Kruse flicked the lighter on and held it as close to the rope as he could manage. The smell of his skin burning behind his back was stronger than the smell of the rope on fire but he could not stop. The young man was on his hands and knees again, spitting and mumbling. It was not a thick rope. It came free just when he thought he couldn’t take the flame another instant. He waited a moment, for the young man to retch again, and he reached quickly forward to burn the rope at his ankles.
“Wait.” The young man pointed at him, tried to stand. He spoke softly and eyed the door, worried perhaps that someone might come in and catch him in his shame. “Wait wait wait a minute.”
Kruse was up on his feet before his guard could manage it, and took two steps before he kicked him in the head. The young man didn’t move. Kruse rolled him over and pulled the doudou out of his pocket, kissed it, told it things, and put it in his jacket where it belonged. The young man had disarmed Kruse. His knives were on the coffee table, lined up like materials confiscated from a crime scene.
There was no more shouting in the distant bedroom but a man was speaking, softly and declaratively. “This is how it’s going to be, my friend.”
The door was half open. The room was crowded with the men who had been sleeping. Kruse could not see Tzvi. He could not see the blond woman. Khalil al-Faruqi wore a white robe, from a Ritz-Carlton, and matching white slippers. He pulled at his beard, as though he were trying to summon a bit of evidence. He held a tiny espresso cup between two fingers, as daintily as a prince. Kruse scanned the room for weapons.
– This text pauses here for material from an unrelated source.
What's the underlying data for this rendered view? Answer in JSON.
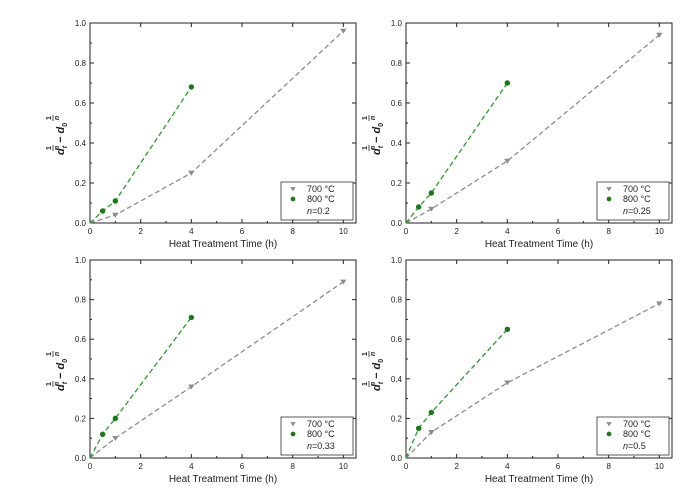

From where he stood he could not see Tzvi but when he moved a few steps closer
he could hear him breathing hoarsely.
“Give me a name or we move on to the next arm, my friend.”
His head crunched with each beat of his heart. Behind al-Faruqi and his men: the balcony where he had taken al-Faruqi’s escort. Kruse crept back and, when he was far enough away, he ran through the living room and the kitchen. “Nessun Dorma” was finished. Pavarotti was on to that one from Tosca. He was halfway through the kitchen when he realized there were two men at a small table, eating eggs. The first to stand was a bit of a muscle man. He swung with everything he had and Kruse dodged it, pulled him off balance and stomped his knee from the side. Before the man could scream Kruse put his knee into his jaw. The second one was up and jabbed at Kruse with a knife. With his own knife Kruse simply sliced at the inside of the man’s wrist three times, up-down-up, and blood sprayed. The man backed away and ran for a tea towel, praying. Kruse knocked him out with the handle of his knife.
The balcony was just low enough to reach with a hop. Kruse pulled himself up and onto it as smoothly as he could manage and peeked into the room.
Tzvi stood in front of the opposite wall, his right arm tied to the bedpost. They had stripped him naked. There was something wrong with his left arm, hidden. It took time to understand Tzvi’s left arm was half gone. Pieces of it lay in a wretched pile of blood and flesh. From what remained of his arm, a fast drip. Tzvi stared at al-Faruqi with something like defiance. But Kruse could see what was behind it. Tzvi knew it was over. He was going to die.
The trick was to slow himself, to think. He breathed in the rain, scanned the room, made his plans. The blond woman was weeping. She held a massive set of bolt cutters.
“Cut again.”
“No!” The woman cried. The floor was uneven and the blood ran like twenty fingers. She stepped away so it would not touch her bare feet.
One of the younger men gripped the stub that remained of Tzvi’s arm and the woman lifted the bolt cutters.